# Surface tensions

Surface tensions arise from the imbalance of molecular forces at an interface. A net force at an interface implies that work must be done to expand the surface; that is, the surface tensions can be though of as forces integrated over distances or the changes in energy between a molecule completely surrounded by molecules and a molecule only partially surrounded by others.

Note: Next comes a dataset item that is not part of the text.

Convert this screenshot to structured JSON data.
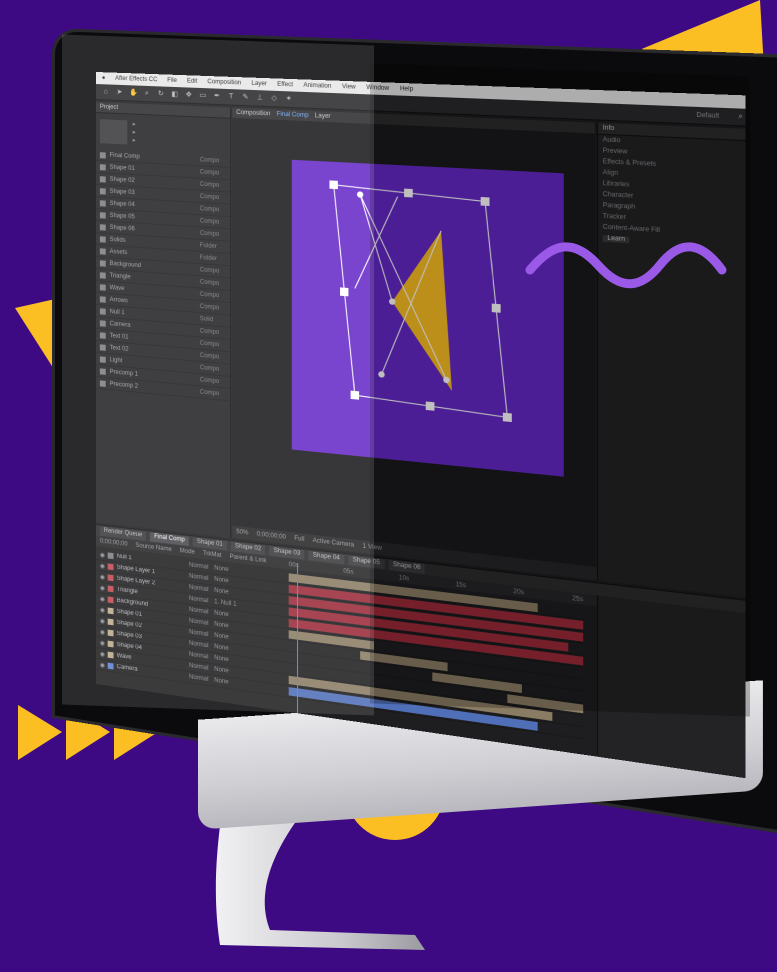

 If the cohesion energy per molecule is inside a liquid: $U$ Then the cohesion energy per molecule at the surface is $\frac{U}{2}$ If the size of a molecule is a then it occupies an area of $a^{2}$ Therefore the surface tension is of the order $\sigma =\frac{U}{2a^{2}}$ If the liquid is near its boiling point then $U\approx kT$ Or the surface tension is about $\sigma =\frac{kT}{2a^{2}}$

$\text{at }25^{0}\text{ }\sigma =\frac{2\times 10^{-21}J}{a^{2}}\text{ For }a=3Ang\text{ }\sigma =20{}^{mJ}\!\!\diagup\!\!{}_{m^{2}}\;$

Witten (p. 155) proposes a surface-tension scaling relation, $\sim \frac{\alpha }{{kT}/{\delta A}\;}$, where $\delta A$ estimates the area of each flexible unit of the liquid:

Witten, Fig. 16.7

Hydrogen bonding in water and metallic bonding in metals raise the energies of interaction considerably above kT and hence all have higher surface tensions.